Let \(\Vect{a}_1,\dots ,\Vect{a}_p\) be linearly independent vectors in \(\RNrSpc{k}\), and let \(\Vect{x}_1=(x_{11},\dots ,x_{1p})\), ... , \(\Vect{x}_n=(x_{n1},\dots ,x_{np})\) be linearly independent vectors in \(\RNrSpc{p}\).
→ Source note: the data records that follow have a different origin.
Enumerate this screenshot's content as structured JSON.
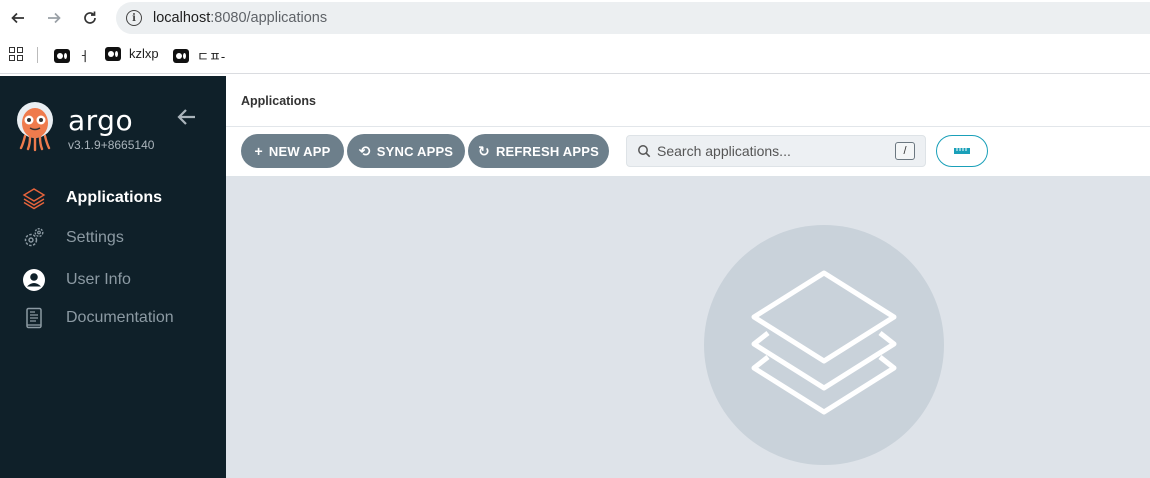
{
  "browser": {
    "url_host": "localhost",
    "url_path": ":8080/applications",
    "bookmarks": [
      {
        "label": "ㅓ"
      },
      {
        "label": "kzlxp"
      },
      {
        "label": "ㄷㅍ-"
      }
    ]
  },
  "sidebar": {
    "brand": "argo",
    "version": "v3.1.9+8665140",
    "items": [
      {
        "label": "Applications",
        "icon": "layers-icon",
        "active": true
      },
      {
        "label": "Settings",
        "icon": "gears-icon",
        "active": false
      },
      {
        "label": "User Info",
        "icon": "user-circle-icon",
        "active": false
      },
      {
        "label": "Documentation",
        "icon": "book-icon",
        "active": false
      }
    ]
  },
  "header": {
    "title": "Applications"
  },
  "toolbar": {
    "new_app": "NEW APP",
    "sync_apps": "SYNC APPS",
    "refresh_apps": "REFRESH APPS",
    "search_placeholder": "Search applications...",
    "search_shortcut": "/"
  },
  "colors": {
    "sidebar_bg": "#0f2029",
    "button_bg": "#6d7f8b",
    "accent": "#1aa0b9",
    "content_bg": "#dee3e9",
    "active_icon": "#e8643c"
  }
}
Then
| \(\Vect{y}_1\) | \(\DefEq \) | \(x_{11}\Vect{a}_1+ \cdots + x_{1p} \Vect{a}_p\) |
| \(\) | \(\vdots\) | \(\) |
| \(\Vect{y}_n\) | \(\DefEq \) | \(x_{n1} \Vect{a}_1 + \cdots + x_{np} \Vect{a}_p\) |
are linearly independent vectors in \(\span\Set{ \Vect{a}_1,\dots ,\Vect{a}_p }\).
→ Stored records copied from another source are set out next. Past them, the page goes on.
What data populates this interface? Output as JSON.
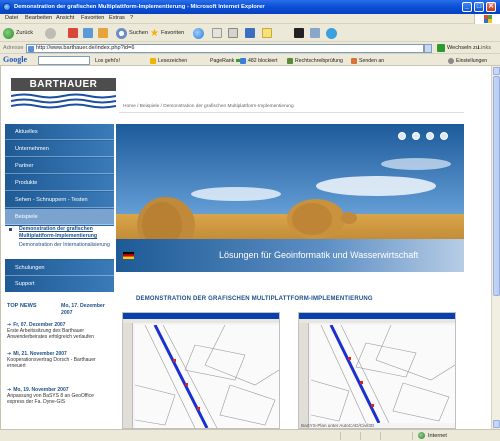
{
  "window": {
    "title": "Demonstration der grafischen Multiplattform-Implementierung - Microsoft Internet Explorer",
    "controls": {
      "minimize": "_",
      "maximize": "□",
      "close": "✕"
    }
  },
  "menu": [
    "Datei",
    "Bearbeiten",
    "Ansicht",
    "Favoriten",
    "Extras",
    "?"
  ],
  "toolbar": {
    "back": "Zurück",
    "search": "Suchen",
    "favorites": "Favoriten"
  },
  "address": {
    "label": "Adresse",
    "url": "http://www.barthauer.de/index.php?id=6",
    "go": "Wechseln zu",
    "links": "Links"
  },
  "googlebar": {
    "logo": "Google",
    "search_label": "Los geht's!",
    "bookmarks": "Lesezeichen",
    "pagerank": "PageRank",
    "blocked": "482 blockiert",
    "spellcheck": "Rechtschreibprüfung",
    "send": "Senden an",
    "settings": "Einstellungen"
  },
  "site": {
    "logo_text": "BARTHAUER",
    "breadcrumb": "Home  /  Beispiele  /  Demonstration der grafischen Multiplattform-Implementierung",
    "nav": [
      "Aktuelles",
      "Unternehmen",
      "Partner",
      "Produkte",
      "Sehen - Schnuppern - Testen",
      "Beispiele"
    ],
    "subnav": [
      "Demonstration der grafischen Multiplattform-Implementierung",
      "Demonstration der Internationalisierung"
    ],
    "nav_bottom": [
      "Schulungen",
      "Support"
    ],
    "banner_caption": "Lösungen für Geoinformatik und Wasserwirtschaft",
    "topnews": {
      "label": "TOP NEWS",
      "date": "Mo, 17. Dezember 2007",
      "items": [
        {
          "date": "Fr, 07. Dezember 2007",
          "text": "Erste Arbeitssitzung des Barthauer Anwenderbeirates erfolgreich verlaufen"
        },
        {
          "date": "Mi, 21. November 2007",
          "text": "Kooperationsvertrag Dorsch - Barthauer erneuert"
        },
        {
          "date": "Mo, 19. November 2007",
          "text": "Anpassung von BaSYS 8 an GeoOffice express der Fa. Dyne-GIS"
        }
      ]
    },
    "demo_title": "DEMONSTRATION DER GRAFISCHEN MULTIPLATTFORM-IMPLEMENTIERUNG",
    "shot_caption_right": "BaSYS-Plan unter AutoCAD/Civil3D"
  },
  "status": {
    "zone": "Internet"
  },
  "colors": {
    "nav": "#1c5590",
    "accent": "#1c4f88",
    "titlebar": "#0a4fd6"
  }
}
By design, each \(\Vect{y}_i\) belongs to \(\span\Set{ \Vect{a}_1,\dots ,\Vect{a}_p }\). So it remains to show that the vectors are linearly independent. So consider a representation of the zero vector as
| \(t_1 \Vect{y}_1 + \cdots + t_n \Vect{y}_n\) | \(=\) | \(\Vect{0}\) |
We need to show that \(t_1= \cdots =t_n=0\). Collecting scalar factors of the vectors \(\Vect{a}_i\), we find
| \((t_1 x_{11} + \cdots + t_n x_{n1}) \Vect{a}_1 + \cdots + (t_1 x_{1p} + \cdots + t_n x_{np}) \Vect{a}_p\) | \(=\) | \(\Vect{0}\) |
and conclude that
\[ \begin{array}{ccccccc} x_{11}t_1 & + & \cdots & + & x_{n1}t_n & = & 0 \\ \vdots & & & & \vdots & \vdots & \vdots \\ x_{1p}t_1 & + & \cdots & + & x_{np}t_n & = & 0 \end{array} \]This is a homogeneous system of linear equations in the \(n\) unknowns \(t_1,\dots ,t_n\). The column vectors of the coefficient matrix of this system are linearly independent. Therefore \(t_1=\cdots =t_n=0\) is its only solution. It follows that the vectors \(\Vect{y}_1,\dots ,\Vect{y}_n\) are linearly independent . – This completes the proof.